Structure-activity relationships of orotidine-5'-monophosphate decarboxylase inhibitors as anticancer agents

A series of 6-substituted and 5-fluoro-6-substituted uridine derivatives were synthesized and evaluated for their potential as Anticancer agents. The designed molecules were synthesized from either fully protected uridine or the corresponding 5-fluorouridine derivatives. The mononucleotide derivatives were used for Enzyme inhibition investigations against ODCase. Anticancer activities of all the synthesized derivatives were evaluated using the nucleoside forms of the inhibitors. 5-Fluoro-UMP was a very weak inhibitor of ODCase. 6-Azido-5-fluoro and 5-fluoro-6-iodo derivatives are covalent inhibitors of ODCase, and the active site Lys145 residue covalently binds to the ligand after the elimination of the 6-substitution.
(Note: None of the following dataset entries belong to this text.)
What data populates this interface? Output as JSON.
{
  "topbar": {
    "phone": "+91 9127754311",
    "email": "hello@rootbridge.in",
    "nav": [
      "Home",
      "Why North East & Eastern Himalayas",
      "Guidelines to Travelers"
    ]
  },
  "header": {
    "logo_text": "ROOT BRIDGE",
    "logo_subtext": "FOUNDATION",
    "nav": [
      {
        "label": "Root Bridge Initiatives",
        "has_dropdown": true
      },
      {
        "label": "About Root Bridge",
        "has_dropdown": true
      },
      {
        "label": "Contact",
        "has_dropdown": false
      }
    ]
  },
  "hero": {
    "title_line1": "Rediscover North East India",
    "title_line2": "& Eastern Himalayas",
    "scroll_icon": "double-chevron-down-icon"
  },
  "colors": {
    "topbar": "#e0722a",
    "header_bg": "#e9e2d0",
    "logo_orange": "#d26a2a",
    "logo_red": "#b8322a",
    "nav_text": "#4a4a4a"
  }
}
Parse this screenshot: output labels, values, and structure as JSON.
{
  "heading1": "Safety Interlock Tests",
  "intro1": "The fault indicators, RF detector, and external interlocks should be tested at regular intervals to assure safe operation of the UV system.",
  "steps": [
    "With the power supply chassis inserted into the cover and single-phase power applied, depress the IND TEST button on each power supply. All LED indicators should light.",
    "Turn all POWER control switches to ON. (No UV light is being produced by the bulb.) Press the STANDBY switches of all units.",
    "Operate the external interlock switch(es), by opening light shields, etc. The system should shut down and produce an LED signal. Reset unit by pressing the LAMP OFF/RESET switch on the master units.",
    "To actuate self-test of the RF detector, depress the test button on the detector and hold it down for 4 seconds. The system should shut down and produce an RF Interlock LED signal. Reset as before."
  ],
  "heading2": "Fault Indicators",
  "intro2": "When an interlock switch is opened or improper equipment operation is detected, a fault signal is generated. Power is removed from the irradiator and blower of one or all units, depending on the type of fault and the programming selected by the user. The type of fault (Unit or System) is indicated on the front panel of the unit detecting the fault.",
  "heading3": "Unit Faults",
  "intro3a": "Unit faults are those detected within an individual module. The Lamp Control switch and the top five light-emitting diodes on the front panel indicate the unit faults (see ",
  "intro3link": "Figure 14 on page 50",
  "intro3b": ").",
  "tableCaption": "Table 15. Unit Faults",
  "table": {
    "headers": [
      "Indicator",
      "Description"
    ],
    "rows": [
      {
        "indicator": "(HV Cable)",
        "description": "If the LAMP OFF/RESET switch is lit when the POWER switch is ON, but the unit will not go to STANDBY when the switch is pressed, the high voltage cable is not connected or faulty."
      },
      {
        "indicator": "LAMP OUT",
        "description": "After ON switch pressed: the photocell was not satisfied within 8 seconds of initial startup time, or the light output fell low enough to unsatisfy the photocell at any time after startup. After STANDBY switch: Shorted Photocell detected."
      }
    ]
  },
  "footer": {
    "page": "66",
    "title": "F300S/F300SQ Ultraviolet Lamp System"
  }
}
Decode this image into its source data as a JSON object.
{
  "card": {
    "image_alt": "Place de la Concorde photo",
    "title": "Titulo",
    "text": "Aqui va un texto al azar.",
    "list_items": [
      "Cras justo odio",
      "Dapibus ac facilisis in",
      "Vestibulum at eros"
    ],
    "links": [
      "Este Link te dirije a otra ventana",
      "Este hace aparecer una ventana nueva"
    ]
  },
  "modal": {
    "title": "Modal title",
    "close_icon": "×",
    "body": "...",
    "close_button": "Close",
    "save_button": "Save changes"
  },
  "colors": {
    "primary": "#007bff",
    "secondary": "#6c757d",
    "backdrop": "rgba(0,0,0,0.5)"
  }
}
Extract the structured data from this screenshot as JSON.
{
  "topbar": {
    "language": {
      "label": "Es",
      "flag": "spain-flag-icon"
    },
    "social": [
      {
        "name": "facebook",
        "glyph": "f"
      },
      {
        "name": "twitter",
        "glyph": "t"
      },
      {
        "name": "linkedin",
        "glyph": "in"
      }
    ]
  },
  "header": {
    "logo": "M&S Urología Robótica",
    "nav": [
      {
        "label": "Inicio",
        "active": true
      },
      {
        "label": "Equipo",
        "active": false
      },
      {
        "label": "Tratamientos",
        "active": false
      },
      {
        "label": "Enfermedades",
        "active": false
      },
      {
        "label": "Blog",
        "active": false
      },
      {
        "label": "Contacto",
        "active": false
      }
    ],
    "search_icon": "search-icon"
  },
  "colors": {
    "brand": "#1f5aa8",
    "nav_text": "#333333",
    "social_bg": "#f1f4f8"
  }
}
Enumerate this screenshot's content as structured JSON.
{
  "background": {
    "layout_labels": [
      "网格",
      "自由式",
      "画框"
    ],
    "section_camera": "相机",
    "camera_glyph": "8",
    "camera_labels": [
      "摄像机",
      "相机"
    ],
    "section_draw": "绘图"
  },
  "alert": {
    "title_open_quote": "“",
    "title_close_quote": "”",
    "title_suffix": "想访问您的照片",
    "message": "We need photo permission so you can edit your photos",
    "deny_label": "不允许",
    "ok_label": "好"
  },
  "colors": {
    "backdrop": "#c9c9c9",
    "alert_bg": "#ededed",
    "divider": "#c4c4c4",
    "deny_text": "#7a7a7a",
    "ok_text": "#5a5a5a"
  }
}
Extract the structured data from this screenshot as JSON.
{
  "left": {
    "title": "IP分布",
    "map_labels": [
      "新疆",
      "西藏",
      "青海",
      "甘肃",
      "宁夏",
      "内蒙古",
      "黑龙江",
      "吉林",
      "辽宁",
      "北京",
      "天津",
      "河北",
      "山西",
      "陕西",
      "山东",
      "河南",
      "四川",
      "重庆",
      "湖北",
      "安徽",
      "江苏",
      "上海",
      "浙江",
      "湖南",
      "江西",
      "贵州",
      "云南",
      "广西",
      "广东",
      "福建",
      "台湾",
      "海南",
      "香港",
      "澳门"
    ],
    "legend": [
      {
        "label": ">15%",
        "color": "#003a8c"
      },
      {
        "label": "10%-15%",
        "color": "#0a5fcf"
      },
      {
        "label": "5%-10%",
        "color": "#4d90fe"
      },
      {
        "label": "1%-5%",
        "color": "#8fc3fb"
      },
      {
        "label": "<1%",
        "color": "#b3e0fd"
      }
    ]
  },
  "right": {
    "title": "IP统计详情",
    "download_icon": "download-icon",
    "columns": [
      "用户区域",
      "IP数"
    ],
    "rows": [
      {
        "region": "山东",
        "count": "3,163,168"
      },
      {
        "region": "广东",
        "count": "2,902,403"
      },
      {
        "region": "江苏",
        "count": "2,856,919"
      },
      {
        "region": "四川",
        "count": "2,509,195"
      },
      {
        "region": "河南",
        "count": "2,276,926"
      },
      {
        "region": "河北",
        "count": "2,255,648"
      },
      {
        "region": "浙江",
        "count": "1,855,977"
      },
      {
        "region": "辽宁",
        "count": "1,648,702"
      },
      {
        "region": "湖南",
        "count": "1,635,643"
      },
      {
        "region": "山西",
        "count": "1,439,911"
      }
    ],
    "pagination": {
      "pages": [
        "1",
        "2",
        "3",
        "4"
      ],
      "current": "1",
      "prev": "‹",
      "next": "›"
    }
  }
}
Among the synthesized nucleoside derivatives, 6-azido-5-fluoro, 6-amino-5-fluoro, and 6-carbaldehyde-5-fluoro derivatives showed potent Anticancer activities in cell-based assays against various leukemia cell lines. On the basis of the overall profile, 6-azido-5-fluoro and 6-amino-5-fluoro uridine derivatives exhibited potential for further investigations.